The only common problem we seem to have is that we feel isolated-we feel this way because we are. Yet because we do not seem to need others, nothing compels us to resolve this problem. Because we sense no immediate threat, we can not even decide what is important. Our capacity for language developed in a context of shared peril. We could say, for example, “look, there is a leopard over there, run this way” or “this fruit tastes good, lets gather a bunch of them” or “this herb is good for the stomach” or “by setting these poles up like this, and covering them with this, you can have shelter even with no caves or trees around”. In all such cases, we are talking about things that present threats and benefits that can best be avoided or exploited through common effort. Those who were best able to recognize threats and benefits won the respect and loyalty of others. Further, threats and benefits were immediate and obvious to most everyone. In our time, we hear much talk of threats and benefits, but these are, for the most part, neither immediate nor obvious. Because of this, we can neither agree on what is important nor how to address it.

If you were a Plains Indian in the 12th century, no one would have to make a case for the importance, even sacredness of buffalo. Buffalo provided meat, clothing, shelter and tools. Because they served so many of your needs so well you would have naturally assumed that they were the gift of some divine spirit. Since everyone would have had the same relationship to the buffalo, anything said of them would strike you as credible, from the best way to track them to the sacredness of their nature. The benefits derived from them and threat of their absence would have presented a real basis for accepting the lore surrounding them.

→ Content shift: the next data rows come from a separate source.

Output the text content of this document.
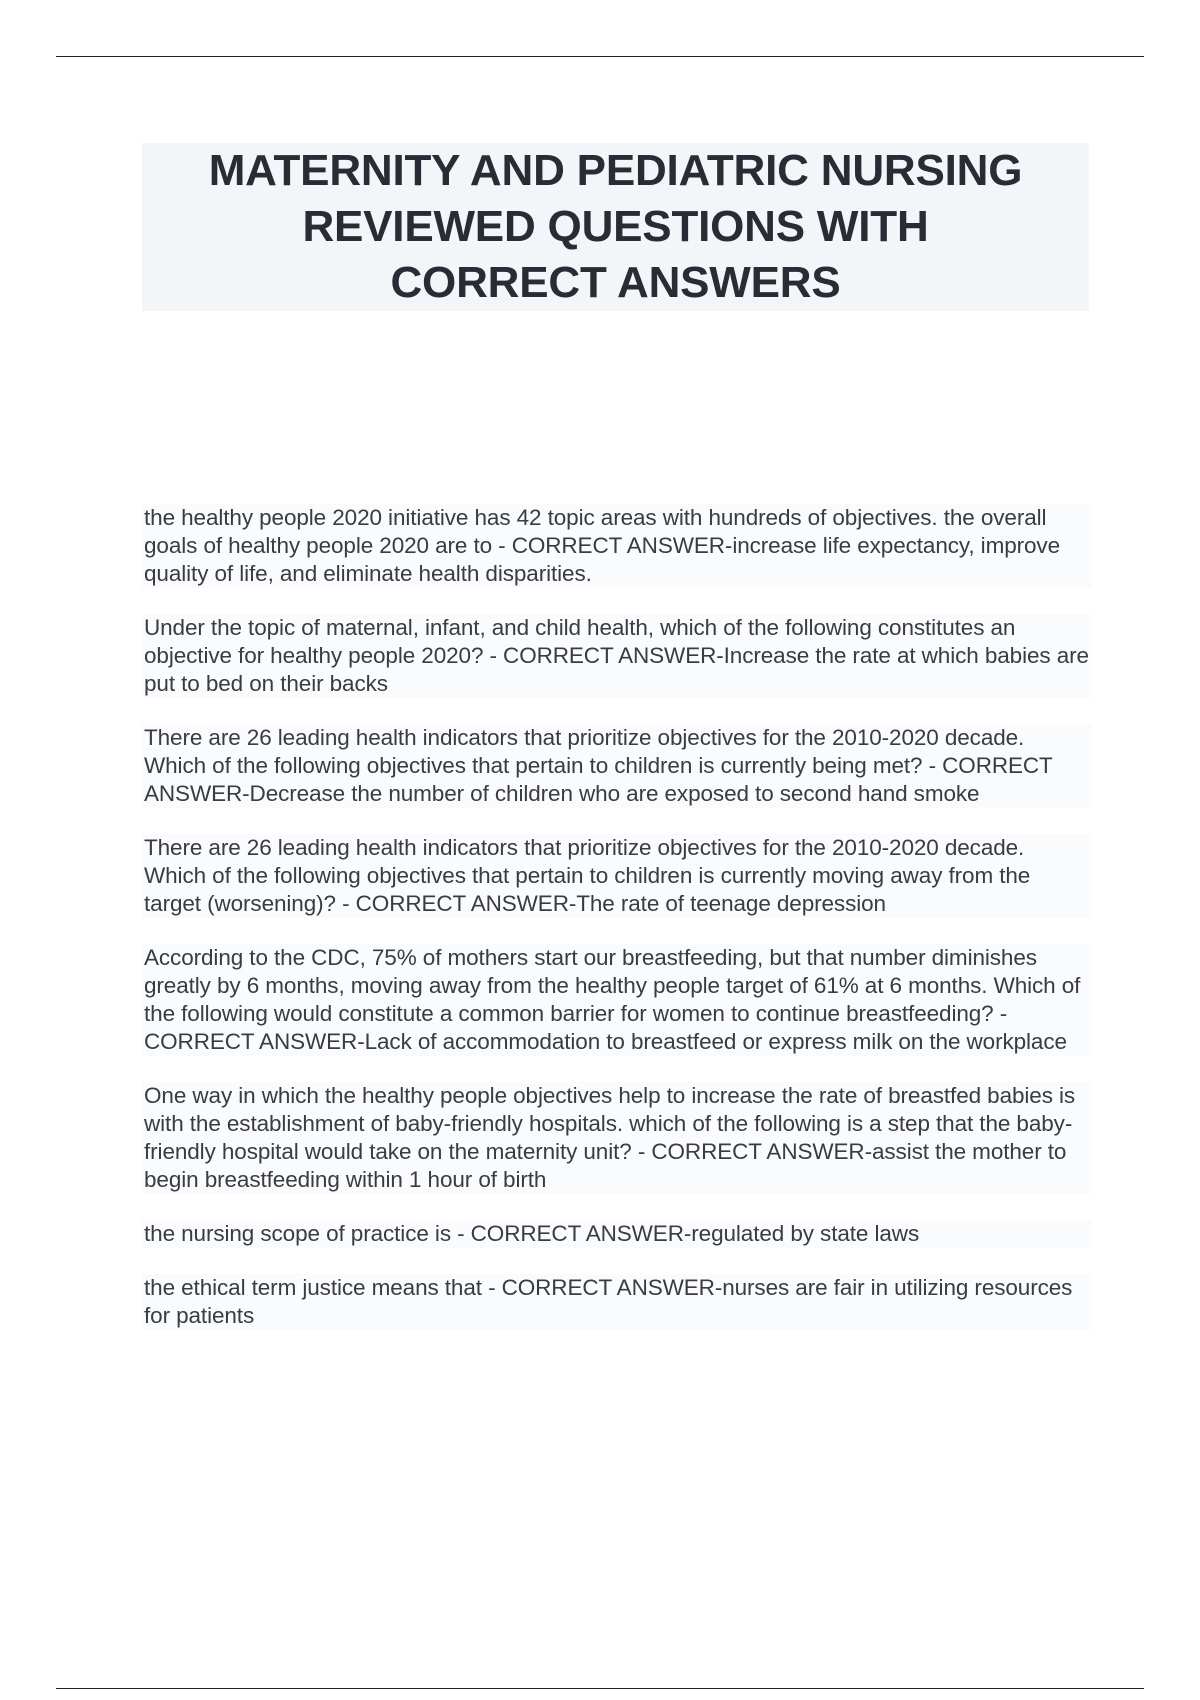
MATERNITY AND PEDIATRIC NURSING
REVIEWED QUESTIONS WITH
CORRECT ANSWERS

the healthy people 2020 initiative has 42 topic areas with hundreds of objectives. the overall goals of healthy people 2020 are to - CORRECT ANSWER-increase life expectancy, improve quality of life, and eliminate health disparities.

Under the topic of maternal, infant, and child health, which of the following constitutes an objective for healthy people 2020? - CORRECT ANSWER-Increase the rate at which babies are put to bed on their backs

There are 26 leading health indicators that prioritize objectives for the 2010-2020 decade. Which of the following objectives that pertain to children is currently being met? - CORRECT ANSWER-Decrease the number of children who are exposed to second hand smoke

There are 26 leading health indicators that prioritize objectives for the 2010-2020 decade. Which of the following objectives that pertain to children is currently moving away from the target (worsening)? - CORRECT ANSWER-The rate of teenage depression

According to the CDC, 75% of mothers start our breastfeeding, but that number diminishes greatly by 6 months, moving away from the healthy people target of 61% at 6 months. Which of the following would constitute a common barrier for women to continue breastfeeding? - CORRECT ANSWER-Lack of accommodation to breastfeed or express milk on the workplace

One way in which the healthy people objectives help to increase the rate of breastfed babies is with the establishment of baby-friendly hospitals. which of the following is a step that the baby-friendly hospital would take on the maternity unit? - CORRECT ANSWER-assist the mother to begin breastfeeding within 1 hour of birth

the nursing scope of practice is - CORRECT ANSWER-regulated by state laws

the ethical term justice means that - CORRECT ANSWER-nurses are fair in utilizing resources for patients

There is little in our culture that holds such a tangible claim to our allegiance as the buffalo did for Plains Indians. And yet, millions of years of evolution has convinced us, through experience condensed into legend and through the more homely fact of our continued presence here, that there must be something which could fill that role. Nor do we experience any real and immediate threat. Most of us have never even seen a dangerous predator. Our houses keep and climate control systems keep us from weather. Even our “enemies” are safely over seas or locked securely in “ghettos” urban or rural. A lack of immediate and obvious threats and benefits leaves a mind, evolved to seek and identify these, with little to do but invent them.

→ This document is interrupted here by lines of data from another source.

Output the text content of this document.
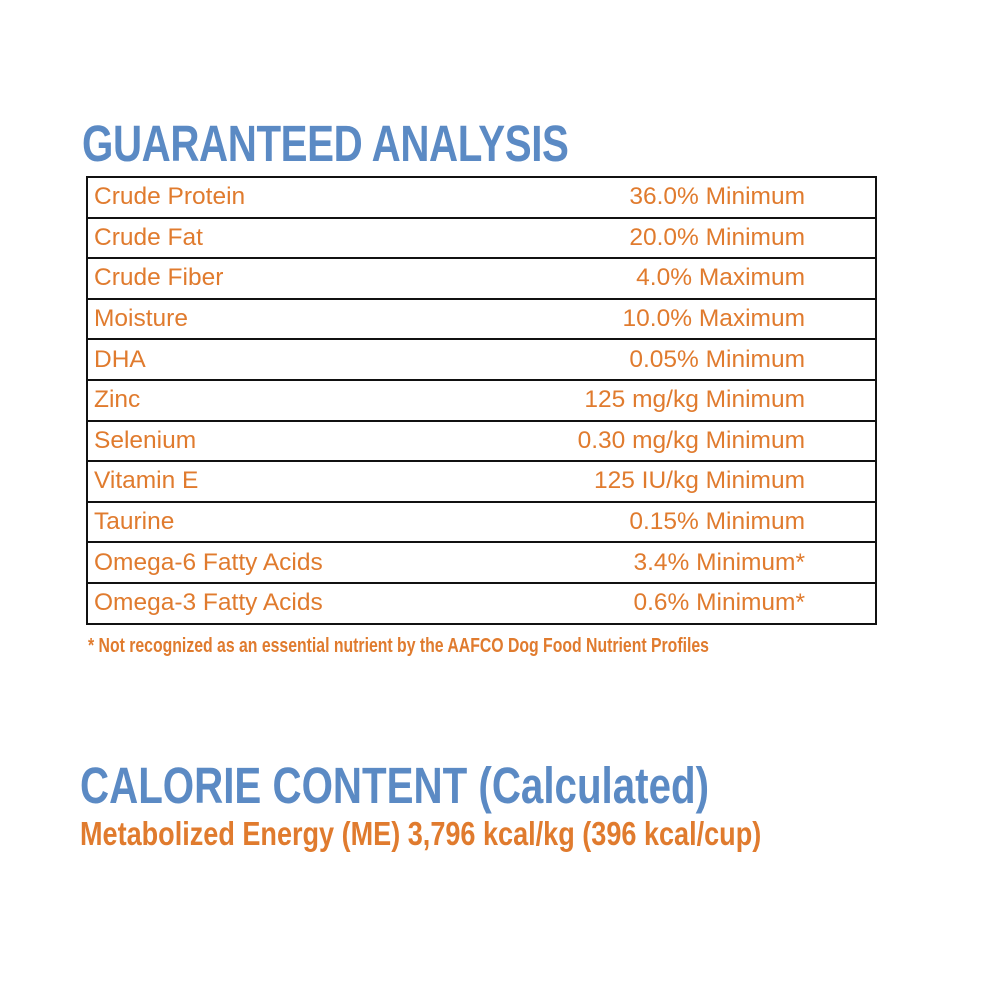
GUARANTEED ANALYSIS
Crude Protein	36.0% Minimum
Crude Fat	20.0% Minimum
Crude Fiber	4.0% Maximum
Moisture	10.0% Maximum
DHA	0.05% Minimum
Zinc	125 mg/kg Minimum
Selenium	0.30 mg/kg Minimum
Vitamin E	125 IU/kg Minimum
Taurine	0.15% Minimum
Omega-6 Fatty Acids	3.4% Minimum*
Omega-3 Fatty Acids	0.6% Minimum*

* Not recognized as an essential nutrient by the AAFCO Dog Food Nutrient Profiles

CALORIE CONTENT (Calculated)

Metabolized Energy (ME) 3,796 kcal/kg (396 kcal/cup)
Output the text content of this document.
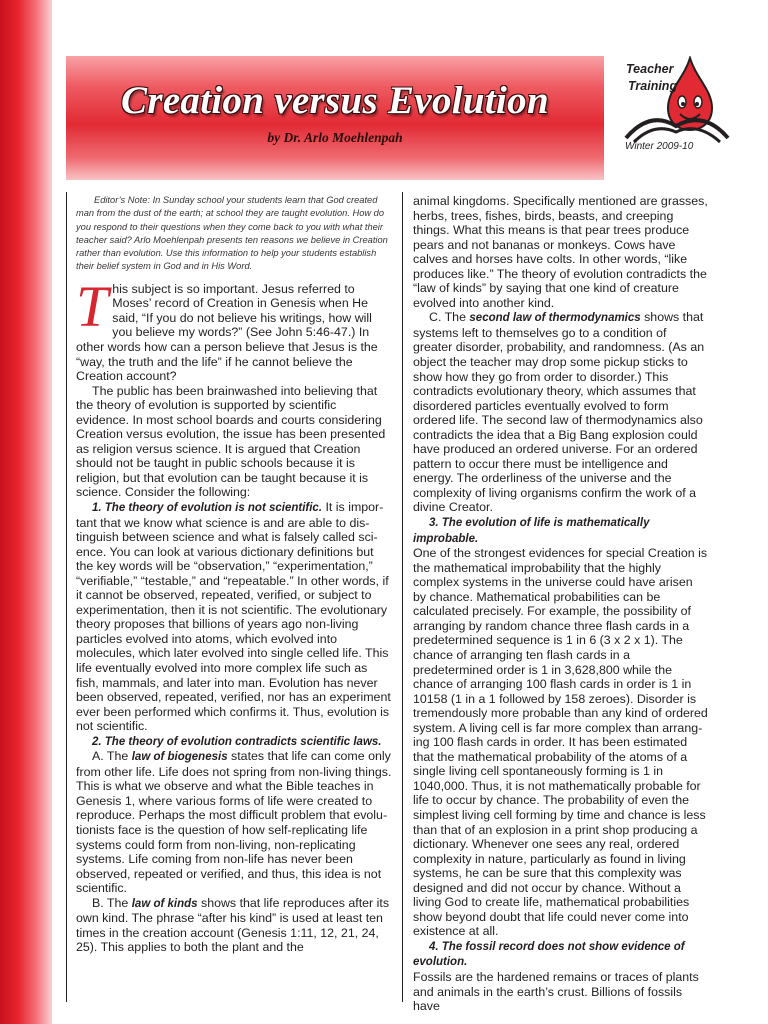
Creation versus Evolution
by Dr. Arlo Moehlenpah
Teacher
Training
Winter 2009-10

Editor’s Note: In Sunday school your students learn that God created man from the dust of the earth; at school they are taught evolution. How do you respond to their questions when they come back to you with what their teacher said? Arlo Moehlenpah presents ten reasons we believe in Creation rather than evolution. Use this information to help your students establish their belief system in God and in His Word.

This subject is so important. Jesus referred to Moses’ record of Creation in Genesis when He said, “If you do not believe his writings, how will you believe my words?” (See John 5:46-47.) In other words how can a person believe that Jesus is the “way, the truth and the life” if he cannot believe the Creation account?

The public has been brainwashed into believing that the theory of evolution is supported by scientific evidence. In most school boards and courts considering Creation versus evolution, the issue has been presented as religion versus science. It is argued that Creation should not be taught in public schools because it is religion, but that evolution can be taught because it is science. Consider the following:

1. The theory of evolution is not scientific. It is important that we know what science is and are able to distinguish between science and what is falsely called science. You can look at various dictionary definitions but the key words will be “observation,” “experimentation,” “verifiable,” “testable,” and “repeatable.” In other words, if it cannot be observed, repeated, verified, or subject to experimentation, then it is not scientific. The evolutionary theory proposes that billions of years ago non-living particles evolved into atoms, which evolved into molecules, which later evolved into single celled life. This life eventually evolved into more complex life such as fish, mammals, and later into man. Evolution has never been observed, repeated, verified, nor has an experiment ever been performed which confirms it. Thus, evolution is not scientific.

2. The theory of evolution contradicts scientific laws.

A. The law of biogenesis states that life can come only from other life. Life does not spring from non-living things. This is what we observe and what the Bible teaches in Genesis 1, where various forms of life were created to reproduce. Perhaps the most difficult problem that evolutionists face is the question of how self-replicating life systems could form from non-living, non-replicating systems. Life coming from non-life has never been observed, repeated or verified, and thus, this idea is not scientific.

B. The law of kinds shows that life reproduces after its own kind. The phrase “after his kind” is used at least ten times in the creation account (Genesis 1:11, 12, 21, 24, 25). This applies to both the plant and the

animal kingdoms. Specifically mentioned are grasses, herbs, trees, fishes, birds, beasts, and creeping things. What this means is that pear trees produce pears and not bananas or monkeys. Cows have calves and horses have colts. In other words, “like produces like.” The theory of evolution contradicts the “law of kinds” by saying that one kind of creature evolved into another kind.

C. The second law of thermodynamics shows that systems left to themselves go to a condition of greater disorder, probability, and randomness. (As an object the teacher may drop some pickup sticks to show how they go from order to disorder.) This contradicts evolutionary theory, which assumes that disordered particles eventually evolved to form ordered life. The second law of thermodynamics also contradicts the idea that a Big Bang explosion could have produced an ordered universe. For an ordered pattern to occur there must be intelligence and energy. The orderliness of the universe and the complexity of living organisms confirm the work of a divine Creator.

3. The evolution of life is mathematically improbable.

One of the strongest evidences for special Creation is the mathematical improbability that the highly complex systems in the universe could have arisen by chance. Mathematical probabilities can be calculated precisely. For example, the possibility of arranging by random chance three flash cards in a predetermined sequence is 1 in 6 (3 x 2 x 1). The chance of arranging ten flash cards in a predetermined order is 1 in 3,628,800 while the chance of arranging 100 flash cards in order is 1 in 10158 (1 in a 1 followed by 158 zeroes). Disorder is tremendously more probable than any kind of ordered system. A living cell is far more complex than arranging 100 flash cards in order. It has been estimated that the mathematical probability of the atoms of a single living cell spontaneously forming is 1 in 1040,000. Thus, it is not mathematically probable for life to occur by chance. The probability of even the simplest living cell forming by time and chance is less than that of an explosion in a print shop producing a dictionary. Whenever one sees any real, ordered complexity in nature, particularly as found in living systems, he can be sure that this complexity was designed and did not occur by chance. Without a living God to create life, mathematical probabilities show beyond doubt that life could never come into existence at all.

4. The fossil record does not show evidence of evolution.

Fossils are the hardened remains or traces of plants and animals in the earth’s crust. Billions of fossils have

Some see a God to placate and a Devil to resist. Some find their mana in an ideological position and their “boogie man” in those who oppose this position. Some foods are thought to confer vibrant health while others are little more than deadly poisons. We choose these objects of veneration and derision to give our lives coordinates, the kind of coordinates provided by buffalo and wolves, fair weather and foul. But very seldom do such objects present themselves with the visceral certainty of benefit or detriment that allows us to make firm commitments. We substitute certainty with a brittle militancy or vacillation between what is worthy or unworthy. We find it difficult to arrive at the peaceful resolve which allows us to confidently marshal our inner resources. Without such resolve it is, of course, difficult to impossible to marshal our collective resource.

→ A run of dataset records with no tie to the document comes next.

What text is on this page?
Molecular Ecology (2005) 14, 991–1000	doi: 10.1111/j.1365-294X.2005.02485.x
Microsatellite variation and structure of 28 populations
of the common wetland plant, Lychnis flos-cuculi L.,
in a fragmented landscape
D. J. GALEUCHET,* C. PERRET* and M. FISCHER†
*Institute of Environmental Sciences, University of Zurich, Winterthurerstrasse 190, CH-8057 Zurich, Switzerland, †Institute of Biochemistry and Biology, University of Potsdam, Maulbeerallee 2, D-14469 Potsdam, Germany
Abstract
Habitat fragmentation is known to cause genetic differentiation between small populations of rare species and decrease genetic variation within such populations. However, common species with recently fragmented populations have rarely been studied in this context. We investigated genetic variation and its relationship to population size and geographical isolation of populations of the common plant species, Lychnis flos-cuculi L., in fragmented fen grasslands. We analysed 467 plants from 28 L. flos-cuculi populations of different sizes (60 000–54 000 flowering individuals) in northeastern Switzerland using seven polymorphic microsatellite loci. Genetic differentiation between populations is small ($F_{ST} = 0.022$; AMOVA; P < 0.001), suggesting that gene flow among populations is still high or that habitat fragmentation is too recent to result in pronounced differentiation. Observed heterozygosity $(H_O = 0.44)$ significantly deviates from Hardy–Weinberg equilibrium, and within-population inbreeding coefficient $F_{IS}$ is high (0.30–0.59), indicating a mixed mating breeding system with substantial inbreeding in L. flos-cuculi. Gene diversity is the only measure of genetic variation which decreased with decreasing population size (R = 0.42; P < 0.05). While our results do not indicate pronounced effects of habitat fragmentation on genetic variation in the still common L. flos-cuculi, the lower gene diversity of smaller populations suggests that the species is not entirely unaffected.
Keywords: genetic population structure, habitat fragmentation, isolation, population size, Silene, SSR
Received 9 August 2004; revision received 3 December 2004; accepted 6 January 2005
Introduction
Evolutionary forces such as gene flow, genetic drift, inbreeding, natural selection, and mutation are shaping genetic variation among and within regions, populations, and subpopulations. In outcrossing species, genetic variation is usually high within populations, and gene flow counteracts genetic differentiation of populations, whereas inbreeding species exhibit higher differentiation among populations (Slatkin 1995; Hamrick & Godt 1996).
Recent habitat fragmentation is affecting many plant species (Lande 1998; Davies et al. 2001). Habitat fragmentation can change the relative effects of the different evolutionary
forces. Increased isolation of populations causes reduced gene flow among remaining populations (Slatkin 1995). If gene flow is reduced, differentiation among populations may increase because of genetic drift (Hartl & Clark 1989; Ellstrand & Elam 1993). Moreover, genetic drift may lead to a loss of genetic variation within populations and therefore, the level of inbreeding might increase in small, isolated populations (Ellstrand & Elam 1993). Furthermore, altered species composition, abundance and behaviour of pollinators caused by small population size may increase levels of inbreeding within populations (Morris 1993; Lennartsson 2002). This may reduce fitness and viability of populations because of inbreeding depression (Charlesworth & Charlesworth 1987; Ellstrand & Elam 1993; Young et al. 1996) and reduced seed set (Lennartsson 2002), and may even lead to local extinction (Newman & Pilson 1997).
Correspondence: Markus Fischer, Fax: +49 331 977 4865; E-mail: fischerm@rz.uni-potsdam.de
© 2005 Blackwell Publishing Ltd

And this, I think, is why it is hard to build real, face to face human community, why it is difficult to even keep a family together. It is not that we have forgotten how to love. It is that we have no idea what to love. We do not know what we should direct our energies to and so can not agree.  We lack the need-the intuitively obvious value- that makes people a family. Survival is not tough, convictions and masters are another market commodity and real enemies are as difficult to come by as real friends. Until people can agree on what deserves their commitment they will find it difficult to commit themselves to one another.